Well today, we are spoiled. The hotel’s channels aren’t playing your home team’s game?, then flip open your inch-thin laptop and watch it live on MLB.tv. If you’re at home, then you’re lucky and can truly become part of the game with your 1080p HD 62” flat screen, your 12 speaker surround sound, and the neighborhood shaking subwoofer. The number of stats have grown tremendously with the addition of up-to-date statistics and advanced computerized data for each baseball game, too.

One company that has helped speed up this revolution is a California based company called Sportvision. Perhaps most-widely known for their Virtual Yellow 1st Down line shown on every play of every NFL game, Sportvision has made its mark in nearly every sport, ranging from football and NASCAR, to horse racing and the Olympics.

Baseball is a sport like no other: on the outside it may seem like “…six minutes of action crammed into two-and-one-half hours.” ~Ray Fitzgerald, in Boston Glove, 1970, but to the die-hard, truly passionate baseball fan, it is 2 ½ hours of excitement and emotion. Every single play is filled with mind-numbing decisions and overwhelming athletic prowess, and for every single play there are innumerable stats that are processed. I think that for many fans, baseball is not only a game which showcases the finest athletes in all of sports, but a statistical analysis of each of these multifaceted plays and players.

Sportvision, largely affiliated with ESPN and MLB, understands this, and has created various technologies which have furthered the technical study of the world of stats.

ieeghn.org has this to say about Sportsvision, "The success of Sportvision has hinged on solving two technological problems. The first involves locating or tracking a target in real space and (crucially for live events) in real time. The second involves superimposing graphics onto that target — taking into account not only its movement, but that of the television cameras (whose lenses additionally introduce distortions). Moreover, the system has to work with several cameras simultaneously."

For example, the KZone on ESPN, developed by Sportvision, is able to show precisely where the ball entered the strike zone, accurate to 2/5 of an inch. This is done by using multiple camera sensors to create a virtual strike zone and a 3D model of the ball’s path to pinpoint the location of the pitch’s intersection with the zone. Not only can KZone show the location of a single pitch, but also has the extremely valuable ability (for which it won an Emmy Award) to show pitches in sequence in order to show how a pitcher “works” a batter.

Another one of Sportvision’s amazing technologies is PITCHf/x, a tool used on MLB Gameday. Using the camera sensors for KZone, points are plotted to create a virtual “tail” behind the ball to show what type of pitch was thrown and the exact path of the ball.

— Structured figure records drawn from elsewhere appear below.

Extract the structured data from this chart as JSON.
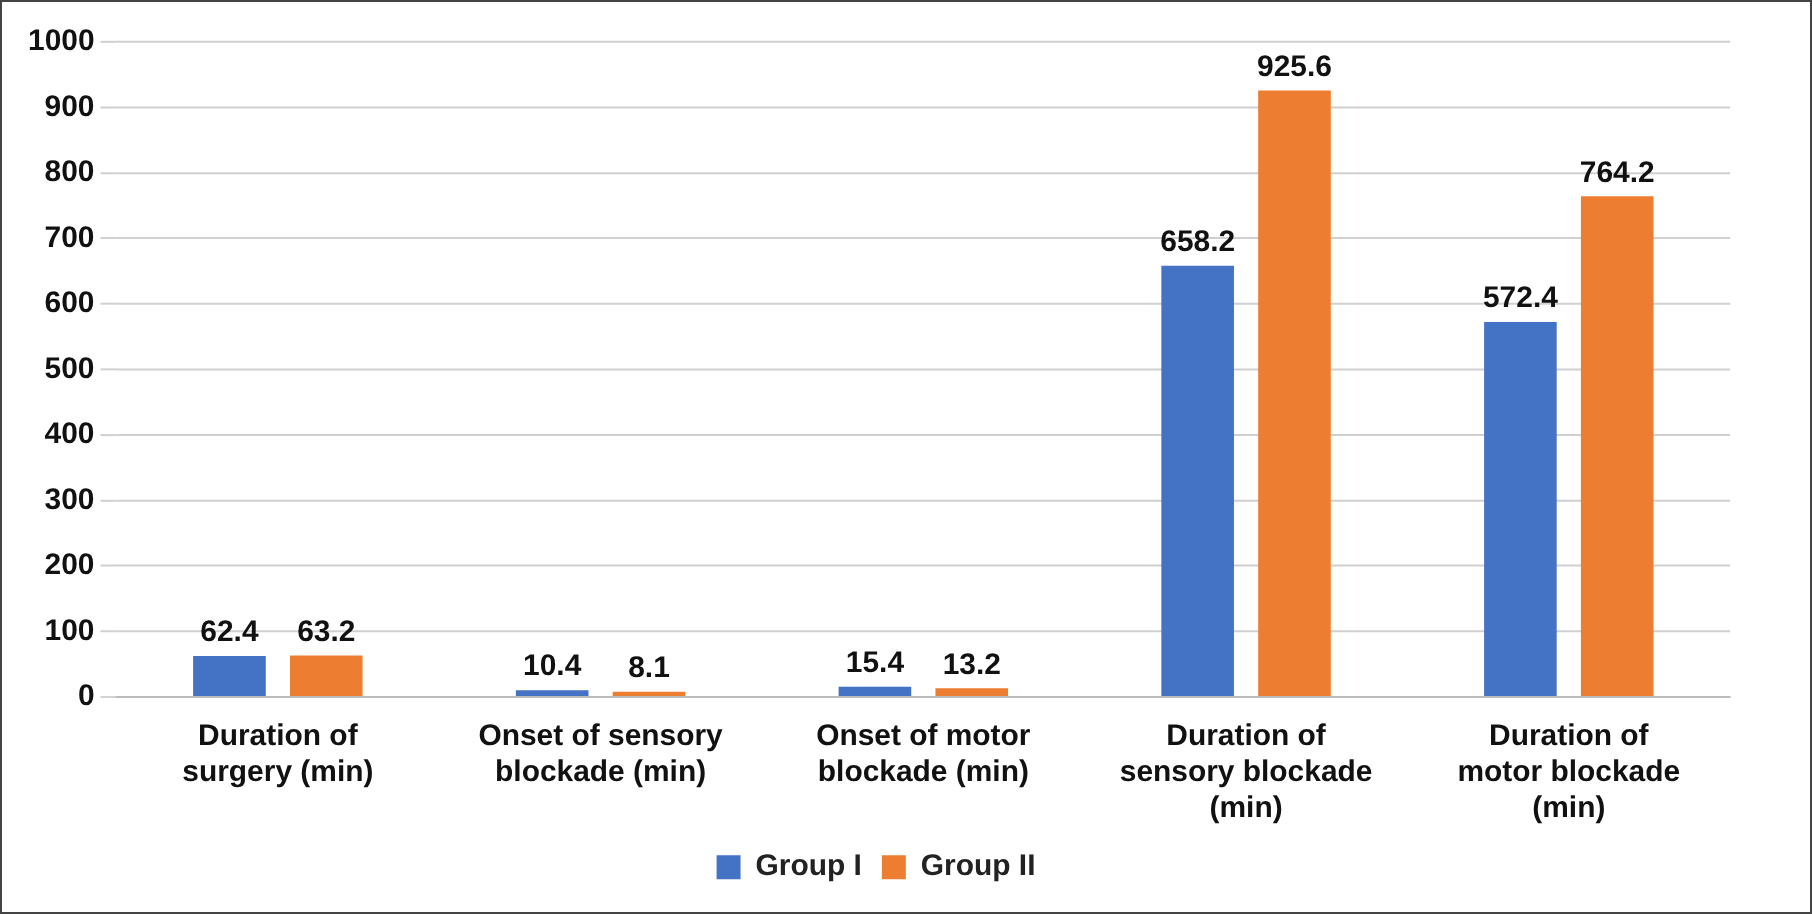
{
  "chart_data": {
    "type": "bar",
    "categories": [
      "Duration of surgery (min)",
      "Onset of sensory blockade (min)",
      "Onset of motor blockade (min)",
      "Duration of sensory blockade (min)",
      "Duration of motor blockade (min)"
    ],
    "series": [
      {
        "name": "Group I",
        "color": "#4472c4",
        "values": [
          62.4,
          10.4,
          15.4,
          658.2,
          572.4
        ]
      },
      {
        "name": "Group II",
        "color": "#ed7d31",
        "values": [
          63.2,
          8.1,
          13.2,
          925.6,
          764.2
        ]
      }
    ],
    "ylim": [
      0,
      1000
    ],
    "yticks": [
      0,
      100,
      200,
      300,
      400,
      500,
      600,
      700,
      800,
      900,
      1000
    ],
    "grid": "y",
    "legend": "bottom",
    "data_labels": true
  }
}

Other Sportvision innovations include personal Hit Charts, the Lead-off Line, and pregame Player Cards.
Coming Soon: FIELDf/x – FIELDf/x is a new technology which records the flight, location, trajectory and speed of the ball, and the position, route and speed of the fielder (as well as many other things) in order to determine the difficulty of the catch and compare the catch (or lack thereof) against other plays and players around the league. "The concept of being able to quantify that is appealing to teams, to the fans, and to stat heads." ~ September 19, 2009, Sam Whiting, San Francisco Chronicle. It will provide an entirely new way to contrast various players at every position and evaluate who should really win the Gold Glove awards. It will be interesting to see if Sportsvision decides to incorporate UZR (Ultimate Zone Rating) virtual imaging in the next installation of the f/x series. This new technology has already been experimented with at AT&T Park (SF Giants), and FIELDf/x is expected to hit other ballparks for the 2010 season.

There has been an amazing transition in revolutionary technology for baseball over the past 15 years, and it only seems to be accelerating to better and more advanced ways of analyzing this multifaceted game. What’s next, an Albert Pujols pick in the dirt in 3D?